Agricompas is building an entirely new information system to encourage better decision making in the food system for people and plants.
“We want to go to the moon, so we are building a rocket of information,” says Roelof Kramer.
“It’s complicated because we’re putting together an information system that doesn’t exist.”
This ‘information rocket’ is AgriCompas, which aims to create more sustainable and ethical food chains that create profits for farmers, improve biodiversity, and create better socio-economic outcomes.
To do this, the company is collecting and digitising information of entire value chains, linking up the economic, social and environmental impacts of decisions like never before.
The idea is that this will encourage companies, policy makers, civil society and others in the food chain such as processors, to improve social and environmental gains, rather than just profits.
Farmers will also receive information, helping them to improve productivity and profitability.
Roelof came to the idea after years spent working globally in agribusiness where he became increasingly concerned about the impact of the food system on people and planet.
“Pressured by an ever-growing world population, vested (mostly economic) interests prevail over environmental and social, causing large scale deforestation, greenhouse gas emissions, reduced biodiversity and poor socio-economic conditions,” he says.
“We are proud we can feed billions of people, but at what cost?” Realising also that crop productivity improvements were lagging behind due a lack of joined up approach in technology and production data, Roelof had a brain wave.
“I had a kind of Matrix moment - of how we could see all the food production systems connected.”

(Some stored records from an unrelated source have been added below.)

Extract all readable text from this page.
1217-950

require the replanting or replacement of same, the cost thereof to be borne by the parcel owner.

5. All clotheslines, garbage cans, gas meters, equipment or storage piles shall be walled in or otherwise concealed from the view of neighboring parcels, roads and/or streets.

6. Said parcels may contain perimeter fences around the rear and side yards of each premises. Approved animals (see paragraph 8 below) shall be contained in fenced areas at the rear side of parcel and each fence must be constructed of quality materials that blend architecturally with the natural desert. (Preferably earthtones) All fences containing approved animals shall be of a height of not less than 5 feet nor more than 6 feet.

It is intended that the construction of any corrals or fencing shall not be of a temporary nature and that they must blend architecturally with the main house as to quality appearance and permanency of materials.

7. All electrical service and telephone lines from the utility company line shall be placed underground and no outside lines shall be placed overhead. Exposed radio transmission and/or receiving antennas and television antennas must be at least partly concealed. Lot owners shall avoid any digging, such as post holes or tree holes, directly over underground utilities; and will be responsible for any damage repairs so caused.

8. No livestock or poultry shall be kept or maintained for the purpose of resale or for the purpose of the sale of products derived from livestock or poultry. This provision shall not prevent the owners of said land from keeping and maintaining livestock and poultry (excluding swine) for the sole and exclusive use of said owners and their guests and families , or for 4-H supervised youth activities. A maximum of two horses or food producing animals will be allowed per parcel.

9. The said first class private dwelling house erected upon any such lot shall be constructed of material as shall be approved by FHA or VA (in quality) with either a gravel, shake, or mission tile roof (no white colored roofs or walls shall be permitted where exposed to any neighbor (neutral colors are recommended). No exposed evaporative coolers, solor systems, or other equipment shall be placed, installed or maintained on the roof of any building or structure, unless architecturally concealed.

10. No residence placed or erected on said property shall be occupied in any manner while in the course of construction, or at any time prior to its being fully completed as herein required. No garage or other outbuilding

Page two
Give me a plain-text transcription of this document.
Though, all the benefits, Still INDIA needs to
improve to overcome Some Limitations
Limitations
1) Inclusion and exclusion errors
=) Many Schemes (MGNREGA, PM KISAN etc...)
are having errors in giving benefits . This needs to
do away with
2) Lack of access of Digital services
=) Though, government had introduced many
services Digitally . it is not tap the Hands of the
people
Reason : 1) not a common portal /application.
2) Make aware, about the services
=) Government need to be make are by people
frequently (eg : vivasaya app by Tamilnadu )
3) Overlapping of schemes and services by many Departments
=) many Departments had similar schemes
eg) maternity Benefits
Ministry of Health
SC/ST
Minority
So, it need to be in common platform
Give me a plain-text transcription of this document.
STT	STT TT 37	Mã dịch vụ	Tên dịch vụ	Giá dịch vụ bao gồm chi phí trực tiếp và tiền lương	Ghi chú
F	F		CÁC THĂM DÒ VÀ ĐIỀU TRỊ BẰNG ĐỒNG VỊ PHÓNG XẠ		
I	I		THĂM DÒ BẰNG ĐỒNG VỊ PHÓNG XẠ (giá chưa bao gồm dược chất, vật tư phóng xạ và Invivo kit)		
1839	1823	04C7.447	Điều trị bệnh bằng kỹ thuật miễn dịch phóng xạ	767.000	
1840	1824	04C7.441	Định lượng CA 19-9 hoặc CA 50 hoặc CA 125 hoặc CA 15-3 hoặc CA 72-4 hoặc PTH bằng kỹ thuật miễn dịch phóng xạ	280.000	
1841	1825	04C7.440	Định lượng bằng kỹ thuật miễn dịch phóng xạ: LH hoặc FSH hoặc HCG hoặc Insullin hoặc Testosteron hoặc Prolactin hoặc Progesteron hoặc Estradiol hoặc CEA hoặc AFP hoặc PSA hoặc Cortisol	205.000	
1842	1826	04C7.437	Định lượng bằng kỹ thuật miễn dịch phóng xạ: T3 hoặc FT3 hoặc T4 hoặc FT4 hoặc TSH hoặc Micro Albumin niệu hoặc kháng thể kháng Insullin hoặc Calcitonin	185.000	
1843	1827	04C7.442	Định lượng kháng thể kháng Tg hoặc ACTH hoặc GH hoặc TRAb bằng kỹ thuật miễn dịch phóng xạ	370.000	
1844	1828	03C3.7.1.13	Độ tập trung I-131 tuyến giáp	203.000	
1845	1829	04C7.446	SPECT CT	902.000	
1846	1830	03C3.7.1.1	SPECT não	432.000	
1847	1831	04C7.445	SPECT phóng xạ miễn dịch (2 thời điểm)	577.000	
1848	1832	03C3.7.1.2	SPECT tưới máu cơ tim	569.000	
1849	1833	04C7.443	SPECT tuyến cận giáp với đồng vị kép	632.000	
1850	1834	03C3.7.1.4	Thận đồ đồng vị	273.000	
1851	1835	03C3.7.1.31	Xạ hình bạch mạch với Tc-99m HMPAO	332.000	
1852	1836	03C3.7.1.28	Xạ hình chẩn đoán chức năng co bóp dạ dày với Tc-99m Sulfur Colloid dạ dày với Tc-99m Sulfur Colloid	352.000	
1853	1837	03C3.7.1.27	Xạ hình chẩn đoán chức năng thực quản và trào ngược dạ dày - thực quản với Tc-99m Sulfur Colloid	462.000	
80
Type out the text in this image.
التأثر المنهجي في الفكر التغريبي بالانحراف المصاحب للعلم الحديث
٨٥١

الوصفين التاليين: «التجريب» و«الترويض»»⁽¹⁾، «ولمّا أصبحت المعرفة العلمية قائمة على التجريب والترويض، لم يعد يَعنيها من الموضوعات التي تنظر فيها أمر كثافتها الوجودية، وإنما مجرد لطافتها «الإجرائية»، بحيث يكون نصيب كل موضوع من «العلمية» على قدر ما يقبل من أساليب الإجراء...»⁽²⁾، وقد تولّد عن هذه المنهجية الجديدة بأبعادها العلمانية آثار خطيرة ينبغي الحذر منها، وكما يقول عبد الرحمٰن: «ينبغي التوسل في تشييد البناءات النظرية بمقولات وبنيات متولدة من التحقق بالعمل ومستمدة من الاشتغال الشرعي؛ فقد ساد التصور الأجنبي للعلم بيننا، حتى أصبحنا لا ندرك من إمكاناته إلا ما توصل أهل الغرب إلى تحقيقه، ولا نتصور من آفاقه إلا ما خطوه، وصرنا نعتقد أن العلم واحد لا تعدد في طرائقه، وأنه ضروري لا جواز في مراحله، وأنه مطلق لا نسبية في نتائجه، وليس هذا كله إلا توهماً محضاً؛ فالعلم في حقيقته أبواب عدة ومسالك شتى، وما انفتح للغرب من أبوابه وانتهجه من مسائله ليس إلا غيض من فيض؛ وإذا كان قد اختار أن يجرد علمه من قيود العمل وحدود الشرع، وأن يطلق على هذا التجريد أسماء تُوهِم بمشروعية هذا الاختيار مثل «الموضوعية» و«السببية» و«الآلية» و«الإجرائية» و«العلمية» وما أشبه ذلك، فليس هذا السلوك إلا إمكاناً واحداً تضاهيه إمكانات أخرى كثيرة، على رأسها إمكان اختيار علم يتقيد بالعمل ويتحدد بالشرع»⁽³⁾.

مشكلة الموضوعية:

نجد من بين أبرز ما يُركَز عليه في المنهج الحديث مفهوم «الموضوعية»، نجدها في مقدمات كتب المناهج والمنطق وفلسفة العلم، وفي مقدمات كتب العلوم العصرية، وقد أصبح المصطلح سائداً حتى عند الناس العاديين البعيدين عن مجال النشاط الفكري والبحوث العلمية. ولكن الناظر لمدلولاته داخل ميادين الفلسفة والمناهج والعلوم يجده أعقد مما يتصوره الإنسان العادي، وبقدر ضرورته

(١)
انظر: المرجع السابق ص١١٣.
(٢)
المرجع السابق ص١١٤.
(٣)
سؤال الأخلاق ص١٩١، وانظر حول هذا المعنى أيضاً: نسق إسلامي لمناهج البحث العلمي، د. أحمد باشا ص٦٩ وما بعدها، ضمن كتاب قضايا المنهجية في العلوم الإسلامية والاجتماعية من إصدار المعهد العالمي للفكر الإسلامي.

Thousands of data sets are collected - this includes via farmers inputting crop data using apps, weather stations, satellites and NGOs inputting information on socio-economic conditions.
Data is uploaded to the AgriCompas platform, which transforms it into useful information.
Farmers receive information on optimal conditions for free, enabling better decision making.
For a fee, anonymous data is provided to external partners - the service industry, government agencies, NGOs, and those in food chains such as processors.
Roelof sees a range of outcomes from this, such as policies tackling gender inequality in production chains, through to insurance companies being able to offer affordable crop insurance.
AgriCompas is currently piloting the concept with 10 cacao and oil palm growers in Colombia, but is targeting 56,000 growers of rice, cacao, and palm across the country by working with farmer associations.
Useful information is being fed back to the farmers free of charge to improve their yields.
Data will also be sent to insurance companies in the hope that it could take the risk - and therefore expense - out of offering valuable insurance to those who grow some of the world’s most price volatile crops.
After proof of concept is finished, Roelof plans to roll AgriCompas out in the UK for sugar beet, potato, OSR, wheat and barley.
The company is working with the Universities of Reading and Lincoln, and British satellite company Pixalytics.
Finalists will be invited to pitch their ideas to a panel of judges at Farm491, Cirencester, on November 21, 2019.